‘It’s like having a botanical panda baby’: New Reekie the corpse flower is blooming at the Royal Botanic Gardens Edinburgh!

Hundreds of people queued to see and smell New Reekie in bloom
Hundreds of people queued to see and smell New Reekie in bloom

AROUND 19,000 visitors flocked to the Glasshouses of the Royal Botanic Garden Edinburgh (RBGE) back in June 2015 to be amazed by a new spectacle…

The Amorphophallus titanum (titan arum) – commonly known as the ‘corpse flower’ – flowering in Scotland for the very first time.

Just two years on, and the plant, christened ‘New Reekie’ by staff at the RBGE, has bloomed once more.

Happy visitors take some snaps as they make it to the end of the queue to see New Reekie

On Tuesday August 1, between 6pm and 9.30pm, hundreds of people queued to see the 2.02m tall plant flower – and to take in the putrid smell it emits. As the name suggests, the odour is rather unpleasant.

When asked, what it smelt like, visitors gave a wide variety of answers:

  • Rotten cabbage
  • Smelly socks
  • A latrine
  • A gym locker
  • A used nappy

The incredible stench is designed to attract carrion insects by making them believe the plant is rotting meat.

As the night wore on, the fragrance only became more powerful, before staff decided to cut into the Sumatran plant to begin pollination.

 

Visitors could buy t-shirts to commemorate the occasion

If the Amorphophallus titanum successfully fruits, the plant will most likely die after completing its natural life cycle. It is predicted the flower will last one or two days.

RBGE staff are keen to investigate why several Amorphophallus titanum plants are flowering in different parts of the world at the same time – are there particular environmental triggers? Are the plants that flower at the same time very closely related genetically?

RBGE was gifted the corm in 2003 by Hortus Botanicus in Leiden, Netherlands.

This Lego gift is from artist Warren Elsmore, who as created BrickCity in Edinburgh

 

In 2010, RBGE’s Amorphophallus titanum was found to have the heaviest corm ever recorded (153.9kgs), when elephant scales were borrowed from Edinburgh Zoo. The dimensions of the corm have more than doubled since 2010, but it is too big to pull from the pot to weigh it.

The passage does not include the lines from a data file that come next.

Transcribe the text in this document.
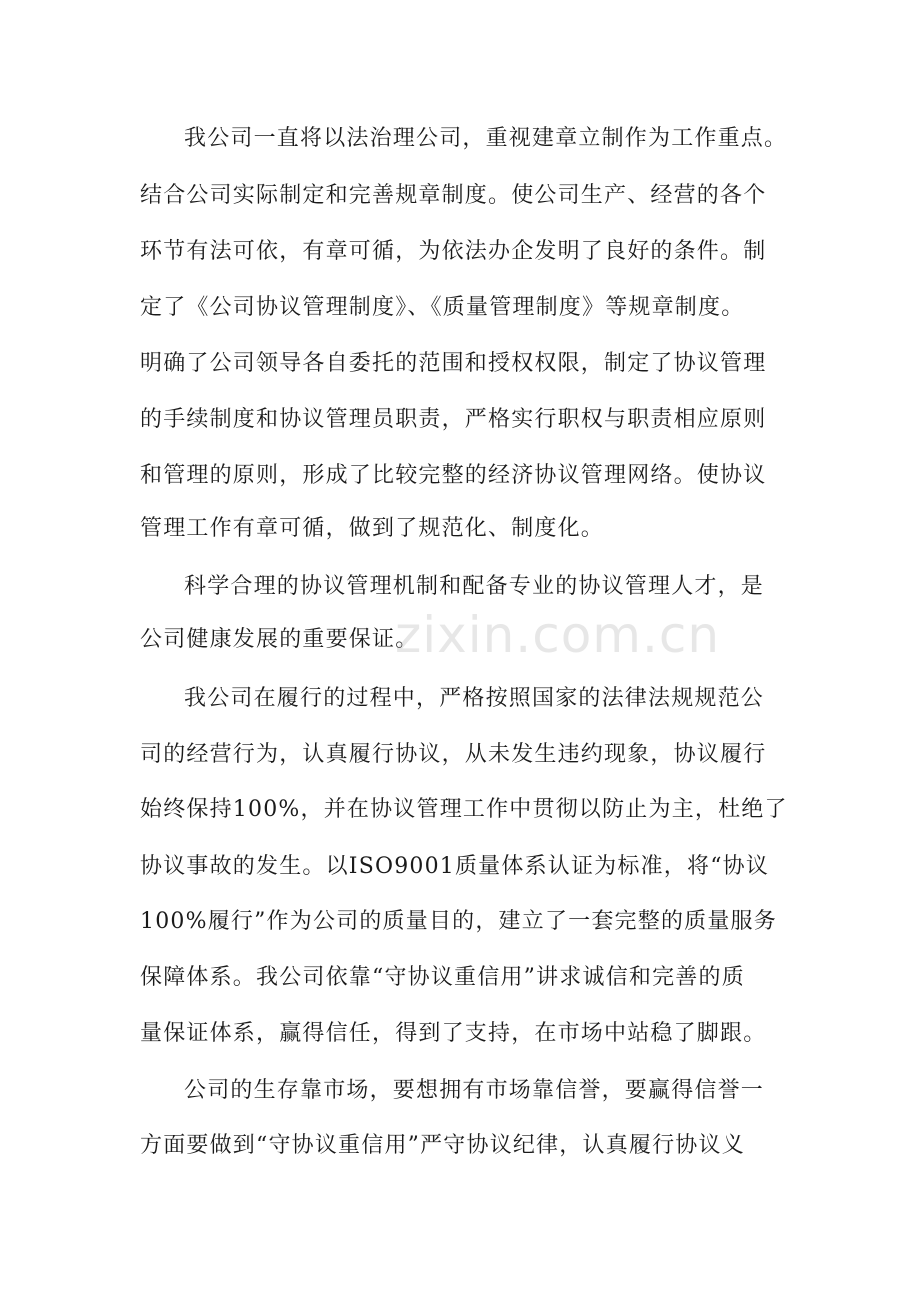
我公司一直将以法治理公司，重视建章立制作为工作重点。
结合公司实际制定和完善规章制度。使公司生产、经营的各个
环节有法可依，有章可循，为依法办企发明了良好的条件。制
定了《公司协议管理制度》、《质量管理制度》等规章制度。
明确了公司领导各自委托的范围和授权权限，制定了协议管理
的手续制度和协议管理员职责，严格实行职权与职责相应原则
和管理的原则，形成了比较完整的经济协议管理网络。使协议
管理工作有章可循，做到了规范化、制度化。
科学合理的协议管理机制和配备专业的协议管理人才，是
公司健康发展的重要保证。
我公司在履行的过程中，严格按照国家的法律法规规范公
司的经营行为，认真履行协议，从未发生违约现象，协议履行
始终保持100%，并在协议管理工作中贯彻以防止为主，杜绝了
协议事故的发生。以ISO9001质量体系认证为标准，将“协议
100%履行”作为公司的质量目的，建立了一套完整的质量服务
保障体系。我公司依靠“守协议重信用”讲求诚信和完善的质
量保证体系，赢得信任，得到了支持，在市场中站稳了脚跟。
公司的生存靠市场，要想拥有市场靠信誉，要赢得信誉一
方面要做到“守协议重信用”严守协议纪律，认真履行协议义
zixin.com.cn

More work is needed to establish the conservation status of  Amorphophallus titanum in the wild. It is currently only known from the Bukit Barisan range of mountains in West Sumatra and is classified as Vulnerable (V) on the 1997 IUCN Red List of Threatened Plants.

The first collection of an Amorphophallus titanum was by Italian botanist Odoardo Beccari in 1878. It has been a botanical curiosity ever since.

 

Incredibly, this is what the plant looked like on June 30th, 2017. The plant is pictured here with Indoor Horticulturist Paulina Maciejewska-Daruk, who has been working with the plant for six years and has now seen it bloom twice.
Incredibly, this is what the plant looked like on June 30th, 2017. The plant is pictured here with Indoor Horticulturist Paulina Maciejewska-Daruk, who has been working with the plant for six years and has now seen it bloom twice.

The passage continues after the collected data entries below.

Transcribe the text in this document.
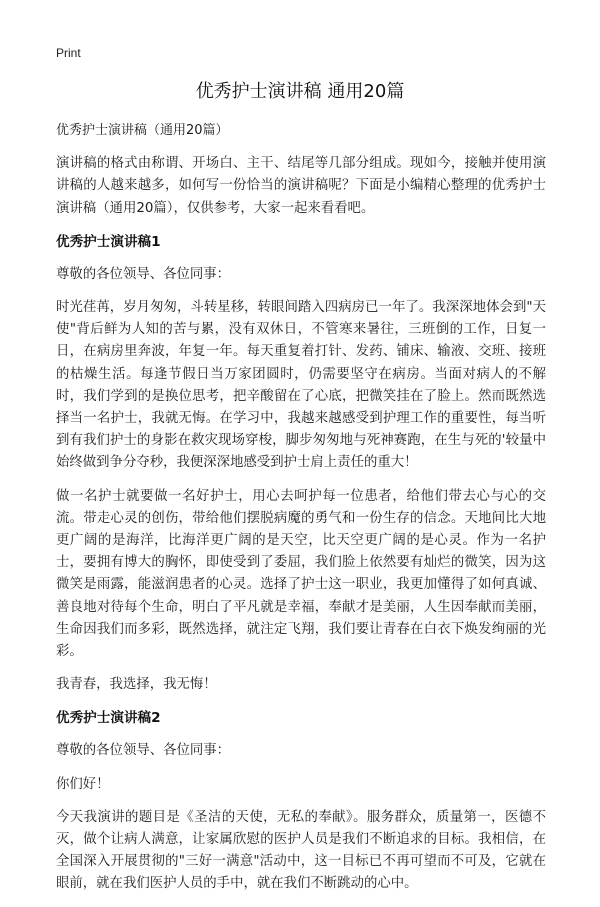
Print
优秀护士演讲稿 通用20篇

优秀护士演讲稿（通用20篇）

演讲稿的格式由称谓、开场白、主干、结尾等几部分组成。现如今，接触并使用演讲稿的人越来越多，如何写一份恰当的演讲稿呢？下面是小编精心整理的优秀护士演讲稿（通用20篇），仅供参考，大家一起来看看吧。

优秀护士演讲稿1

尊敬的各位领导、各位同事：

时光荏苒，岁月匆匆，斗转星移，转眼间踏入四病房已一年了。我深深地体会到"天使"背后鲜为人知的苦与累，没有双休日，不管寒来暑往，三班倒的工作，日复一日，在病房里奔波，年复一年。每天重复着打针、发药、铺床、输液、交班、接班的枯燥生活。每逢节假日当万家团圆时，仍需要坚守在病房。当面对病人的不解时，我们学到的是换位思考，把辛酸留在了心底，把微笑挂在了脸上。然而既然选择当一名护士，我就无悔。在学习中，我越来越感受到护理工作的重要性，每当听到有我们护士的身影在救灾现场穿梭，脚步匆匆地与死神赛跑，在生与死的'较量中始终做到争分夺秒，我便深深地感受到护士肩上责任的重大！

做一名护士就要做一名好护士，用心去呵护每一位患者，给他们带去心与心的交流。带走心灵的创伤，带给他们摆脱病魔的勇气和一份生存的信念。天地间比大地更广阔的是海洋，比海洋更广阔的是天空，比天空更广阔的是心灵。作为一名护士，要拥有博大的胸怀，即使受到了委屈，我们脸上依然要有灿烂的微笑，因为这微笑是雨露，能滋润患者的心灵。选择了护士这一职业，我更加懂得了如何真诚、善良地对待每个生命，明白了平凡就是幸福，奉献才是美丽，人生因奉献而美丽，生命因我们而多彩，既然选择，就注定飞翔，我们要让青春在白衣下焕发绚丽的光彩。

我青春，我选择，我无悔！

优秀护士演讲稿2

尊敬的各位领导、各位同事：

你们好！

今天我演讲的题目是《圣洁的天使，无私的奉献》。服务群众，质量第一，医德不灭，做个让病人满意，让家属欣慰的医护人员是我们不断追求的目标。我相信，在全国深入开展贯彻的"三好一满意"活动中，这一目标已不再可望而不可及，它就在眼前，就在我们医护人员的手中，就在我们不断跳动的心中。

 Dr. Peter Wilkie is a Tropical Forest Botanist at the Royal Botanic Garden Edinburgh said: “The last time the Amorphophallus titanum flowered we studied its morphology and structure, this time we want to better understand its biology.

We want to investigate how it produces its famous smell, what pollinators are attracted to the smell and what animals disperse its seed. We are also keen to investigate why several plants are flowering in different parts of the world at the same time – are there particular environmental triggers? Are the plants that flower at the same time very closely related genetically? For such an iconic plant there is so much we don’t yet know.

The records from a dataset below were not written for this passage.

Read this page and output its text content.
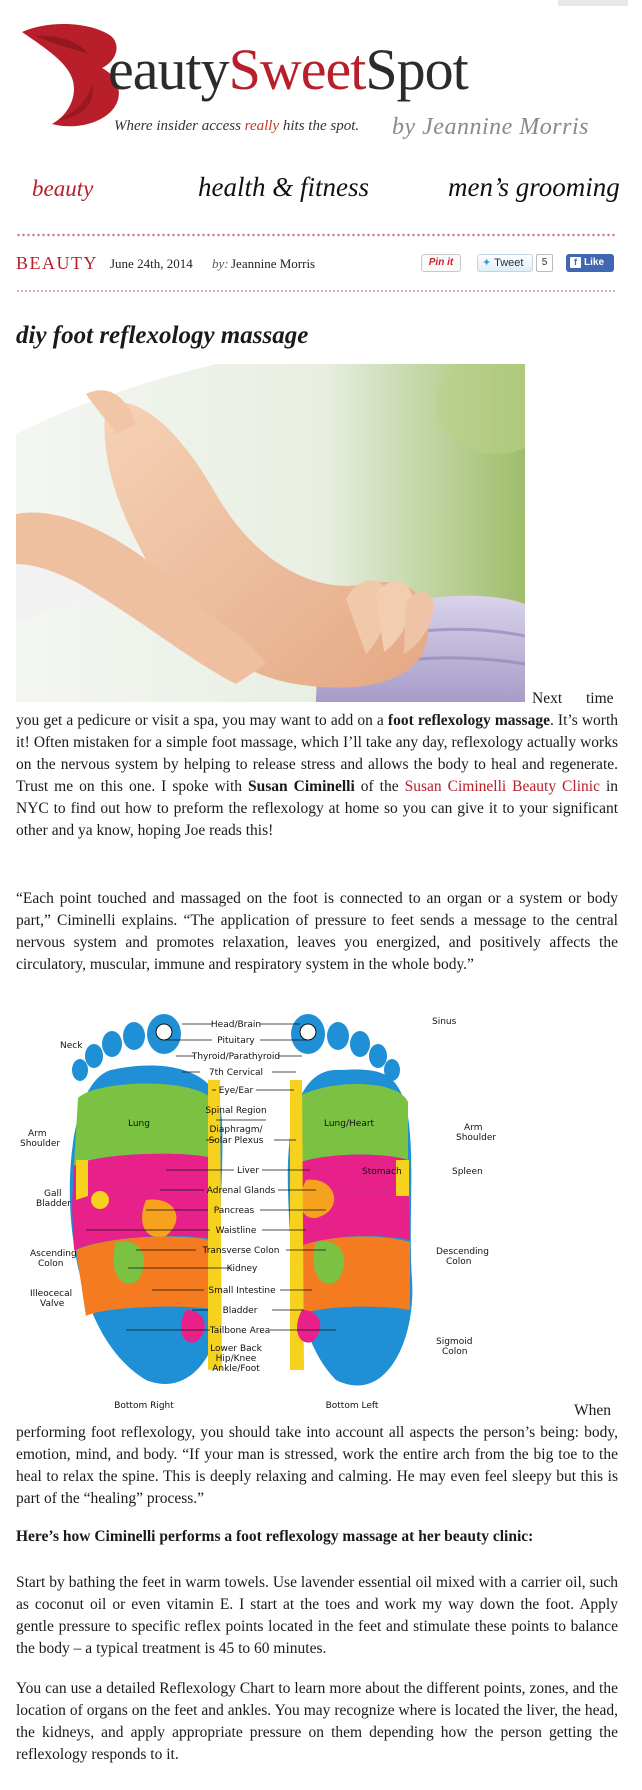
eautySweetSpot
Where insider access really hits the spot. by Jeannine Morris
beauty	health & fitness	men’s grooming
BEAUTY June 24th, 2014 by: Jeannine Morris	Pin it	✦ Tweet	5	f Like
diy foot reflexology massage
Next time

you get a pedicure or visit a spa, you may want to add on a foot reflexology massage. It’s worth it! Often mistaken for a simple foot massage, which I’ll take any day, reflexology actually works on the nervous system by helping to release stress and allows the body to heal and regenerate. Trust me on this one. I spoke with Susan Ciminelli of the Susan Ciminelli Beauty Clinic in NYC to find out how to preform the reflexology at home so you can give it to your significant other and ya know, hoping Joe reads this!

“Each point touched and massaged on the foot is connected to an organ or a system or body part,” Ciminelli explains. “The application of pressure to feet sends a message to the central nervous system and promotes relaxation, leaves you energized, and positively affects the circulatory, muscular, immune and respiratory system in the whole body.”

Head/Brain
Pituitary
Thyroid/Parathyroid
7th Cervical
Eye/Ear
Spinal Region
Diaphragm/
Solar Plexus
Liver
Adrenal Glands
Pancreas
Waistline
Transverse Colon
Kidney
Small Intestine
Bladder
Tailbone Area
Lower Back
Hip/Knee
Ankle/Foot
Neck
Arm
Shoulder
Gall
Bladder
Ascending
Colon
Illeocecal
Valve
Sinus
Arm
Shoulder
Spleen
Descending
Colon
Sigmoid
Colon
Lung	Lung/Heart
Stomach
Bottom Right	Bottom Left	When

performing foot reflexology, you should take into account all aspects the person’s being: body, emotion, mind, and body. “If your man is stressed, work the entire arch from the big toe to the heal to relax the spine. This is deeply relaxing and calming. He may even feel sleepy but this is part of the “healing” process.”

Here’s how Ciminelli performs a foot reflexology massage at her beauty clinic:

Start by bathing the feet in warm towels. Use lavender essential oil mixed with a carrier oil, such as coconut oil or even vitamin E. I start at the toes and work my way down the foot. Apply gentle pressure to specific reflex points located in the feet and stimulate these points to balance the body – a typical treatment is 45 to 60 minutes.

You can use a detailed Reflexology Chart to learn more about the different points, zones, and the location of organs on the feet and ankles. You may recognize where is located the liver, the head, the kidneys, and apply appropriate pressure on them depending how the person getting the reflexology responds to it.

“It is also very exciting that this year we have decided to pollinate. This will allow us to monitor and record the development of the seeds over the coming months. Unfortunately, it is also likely to shorten the period of time that the flowering structure will be erect. However, we need to balance the demands of the viewing public with the need to undertake important research and collect crucial data that can be shared with the scientific and conservation community.”

‘Incredible rapid growth’

 Sadie Barber is a Senior Horticulturist, the Royal Botanic Garden Edinburgh, said: “The Amorphophallus titanum is one of the most remarkable plants in our collection, and we are one of the few UK Gardens to have the conditions required to grow this species from the tropics of Sumatra. We are collecting as much information as we can from our plant, to better understand it both scientifically and horticulturally; for example, we are taking measurements every day to record its incredible rapid growth.”

Dr Mark Hughes is a Tropical Botanist, the Royal Botanic Garden Edinburgh, said: We have over 400 different plant species from Indonesia in our living collection, and have led five expeditions to the country in the last two years. However , the Amorphophallus titanum is the one that gets most attention, and rightly so. It’s like having a botanical panda baby, except it will be bigger, smellier and die back after three days.”